Don’t stop driving in the cold, your horse will thank you for it! Your horse adjusts just fine to the change of temperature. How you exercise your horse will need to be changed, but you are able to keep him conditioned in cold weather.
Depending on where one lives, there are options to consider as you come into the days of winter. There are those that have second homes in warmer areas that they go to. Some of those in the colder areas have access to inside arenas. Then, all the rest of us must brave the cold temperatures in order to train and exercise our horses.
According to veterinarians, horses are much more adaptable to driving in the cold weather than us humans. If you were a horse, you could within temperatures up to a negative 40 degrees. Of course, your horse has a much thicker coat, so he can adjust to the various temperatures.
One advantage for continuing your driving and training during the winter is that your horse will be less likely to colic.
Feed and water must be accessible in the proper amounts and temperatures.
When you work your driving horse you will not be running a marathon every time that you take them out. The winter training schedule will be a much calmer and quieter type of work.
You need to take your time during your warm-up and cool down. The time doing this will be longer than in the warmer times of the year. I know that with my Friesian Sporthorse, it takes me about twenty minutes in warm weather to get his muscles warmed up. So it stands to reason that driving in cold weather I need to add another five to ten minutes to it. Taking this extra time for your warmup will help prevent injuries to your horse.
When you are done with your training session you will need ten to fifteen minutes of walking your horse to cool him down. Then, after unhitching, you will probably need another ten to fifteen minutes of brushing and walking your horse to help him get dried off. You need to feel through the hair down to the skin to make sure his skin is dry. The hair itself will take a bit longer to dry, but it is the skin you are concerned about.
Now that you have some sort of idea about what it takes to keep your horse comfortable during the winter let’s talk about what type of training you can work with your horse in the cold.
A few of the things I do to keep my horses fit during the winter are:
- If time is short and you can’t hitch, then ground driving your horse around your property or in your arena. The horse will get exercise and so will you.
- If you want to do just ground driving but want to make it more interesting, then add ground poles to your bag of tricks. You can do the same exercises that you would do if you were riding your horse while ground driving. The book by Sigrid Schope called “Training and Riding with Cones and Poles” has a lot of good ideas.
- When you are going to drive your horse one thing that I do is I walk the obstacles that I have set up on my property. You would be surprised at how hard it is to just walk your horse. If your horse is anything like mine, he sees the obstacle and immediately wants to run.
- You can do the same walking of a cones course. When walking, you and your horse must concentrate a lot harder to be able to get through the cones without hitting them. Your horse needs to walk at a good “working walk” and stay focused to do the cones at a walk.

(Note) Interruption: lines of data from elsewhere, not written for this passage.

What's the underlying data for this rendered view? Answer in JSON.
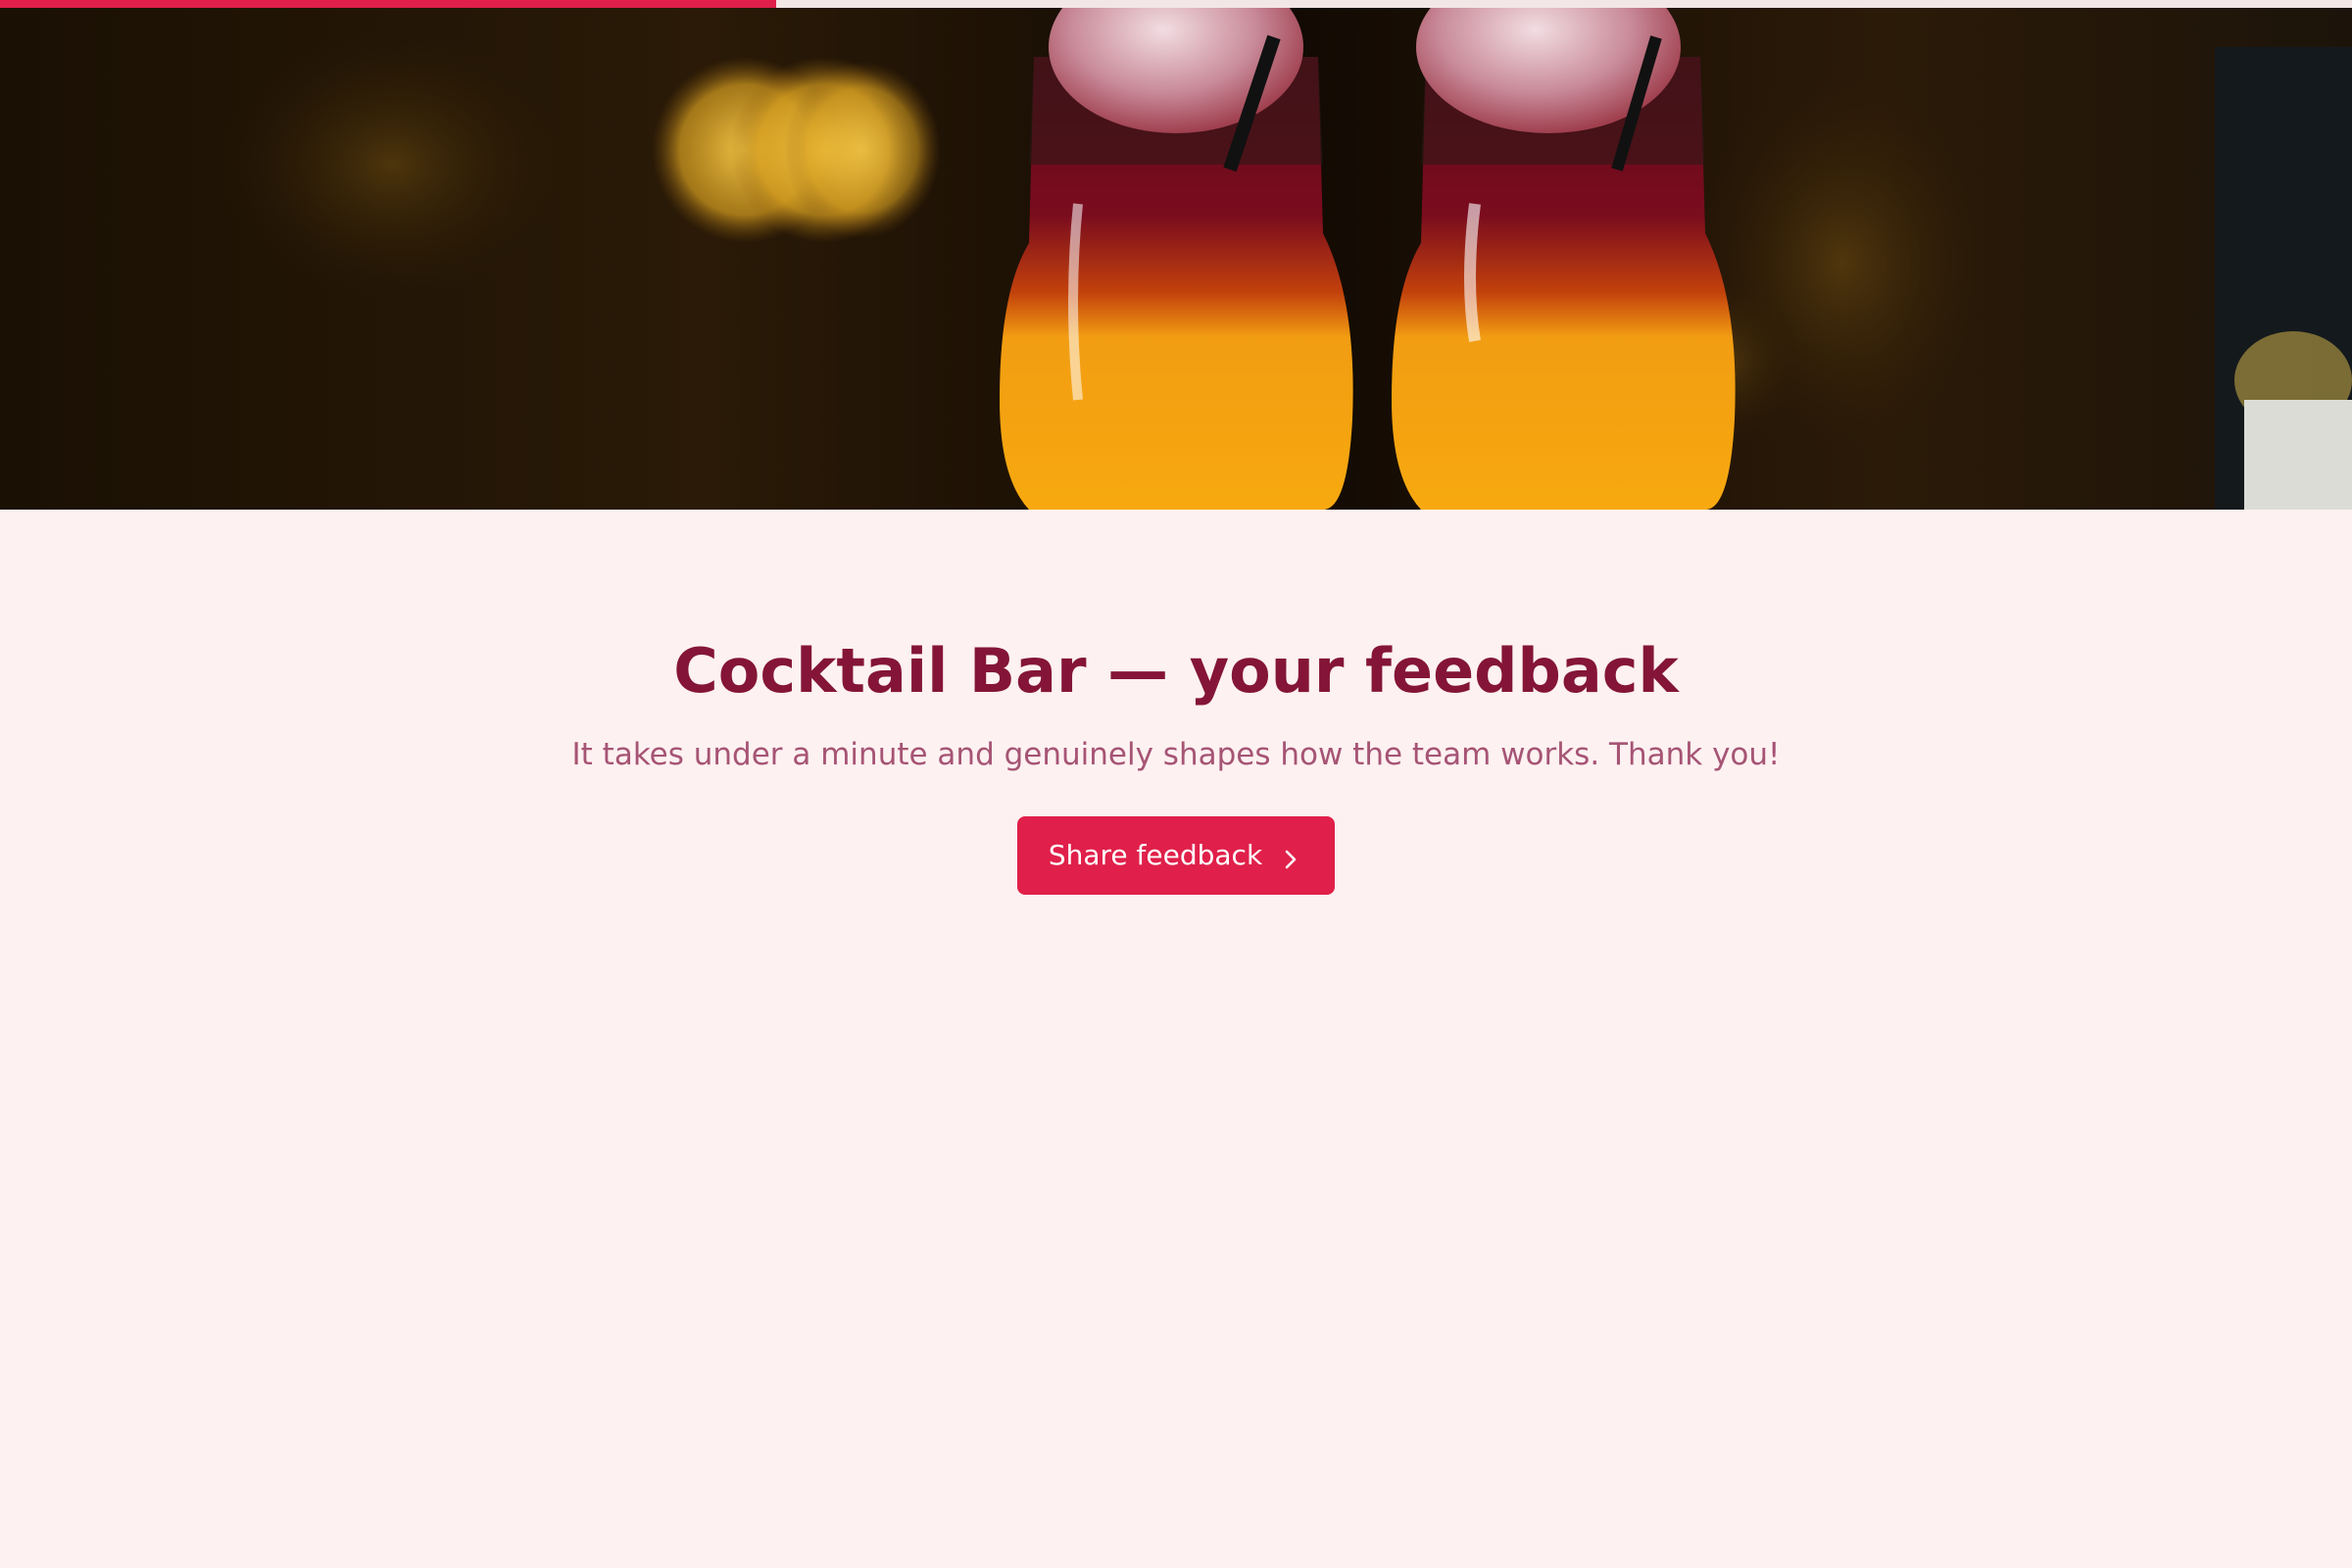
{
  "progress": {
    "fraction": 0.33
  },
  "hero": {
    "image": "cocktail-glasses-photo"
  },
  "main": {
    "title": "Cocktail Bar — your feedback",
    "subtitle": "It takes under a minute and genuinely shapes how the team works. Thank you!",
    "cta_label": "Share feedback",
    "cta_icon": "chevron-right-icon"
  },
  "colors": {
    "accent": "#e0204a",
    "title": "#841538",
    "subtitle": "#a65474",
    "background": "#fdf1f1"
  }
}
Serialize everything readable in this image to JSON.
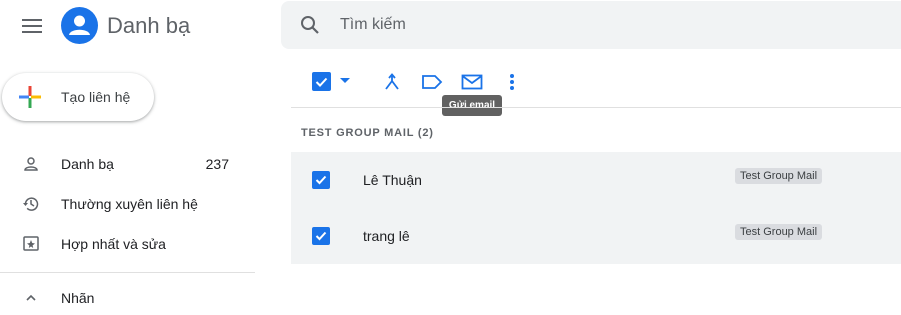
{
  "header": {
    "app_title": "Danh bạ",
    "search_placeholder": "Tìm kiếm"
  },
  "create_button": {
    "label": "Tạo liên hệ"
  },
  "nav": {
    "items": [
      {
        "label": "Danh bạ",
        "count": "237",
        "icon": "person-icon"
      },
      {
        "label": "Thường xuyên liên hệ",
        "count": "",
        "icon": "history-icon"
      },
      {
        "label": "Hợp nhất và sửa",
        "count": "",
        "icon": "merge-fix-icon"
      }
    ],
    "labels_section": {
      "label": "Nhãn",
      "icon": "chevron-up-icon"
    }
  },
  "toolbar": {
    "tooltip": "Gửi email",
    "icons": [
      "select-all-checkbox",
      "merge-icon",
      "label-icon",
      "email-icon",
      "more-vert-icon"
    ]
  },
  "group": {
    "header": "TEST GROUP MAIL (2)",
    "rows": [
      {
        "name": "Lê Thuận",
        "label": "Test Group Mail",
        "checked": true
      },
      {
        "name": "trang lê",
        "label": "Test Group Mail",
        "checked": true
      }
    ]
  },
  "colors": {
    "accent": "#1a73e8",
    "selected_row_bg": "#f1f3f4",
    "chip_bg": "#dadce0",
    "tooltip_bg": "#616161"
  }
}
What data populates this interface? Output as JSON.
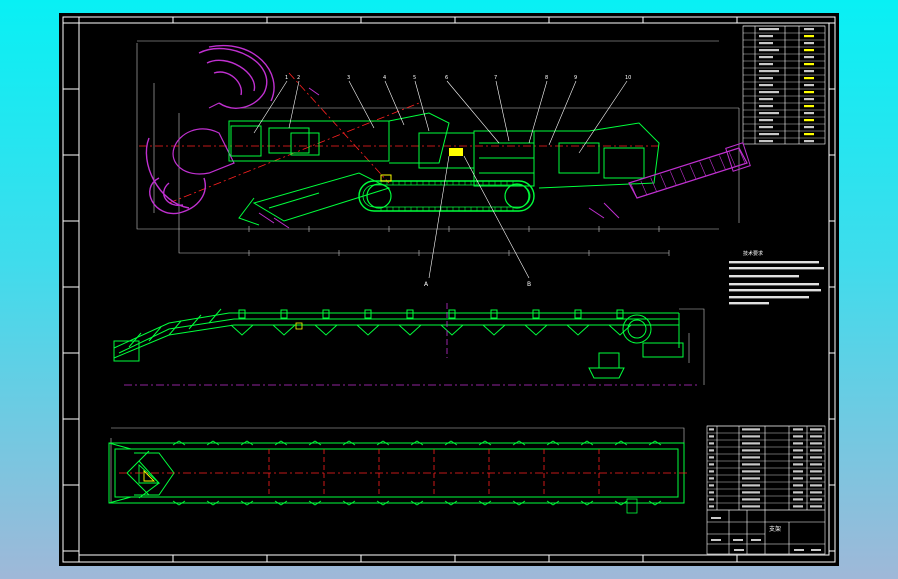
{
  "drawing": {
    "title_block_label": "支架",
    "section_labels": {
      "a": "A",
      "b": "B"
    },
    "callouts": [
      "1",
      "2",
      "3",
      "4",
      "5",
      "6",
      "7",
      "8",
      "9",
      "10"
    ],
    "notes_heading": "技术要求"
  },
  "colors": {
    "background": "#000000",
    "frame": "#ffffff",
    "structure": "#00ff3c",
    "hydraulic": "#c030d0",
    "centerline": "#ff2020",
    "dimension": "#c8c8c8",
    "highlight": "#ffff00"
  }
}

- If you don’t want to bother with the harness or the cart, then you can just hand walk your horse down the street, on a trail, up and down a short incline or just around the arena. He will have just as much fun and you will have some one-on-one time with your best friend.
Best time of day to drive in the cold
When is the best time of day to drive your horse in the winter? You could drive them at any time, but we also must think about us humans and what we can take as far as the cold.
For myself, I get cold easily, so I generally work my horses between the hours of eleven am and three pm. By eleven am, the sun is up high in the sky and we are reaching towards the high temperature of the day. Then, by three pm, the sun is getting low and one starts to feel the chill in the air.
You need to find the time of the day that you can best deal with the cold to be able to work functionally with your horse. If you get to cold, then your horse won’t know if you are giving him a que or just shaking from being too cold. Besides, this should be fun for you and your horse, not a torture session! Oh, and by the way, it is okay to skip a day or two if the weather is just intolerable!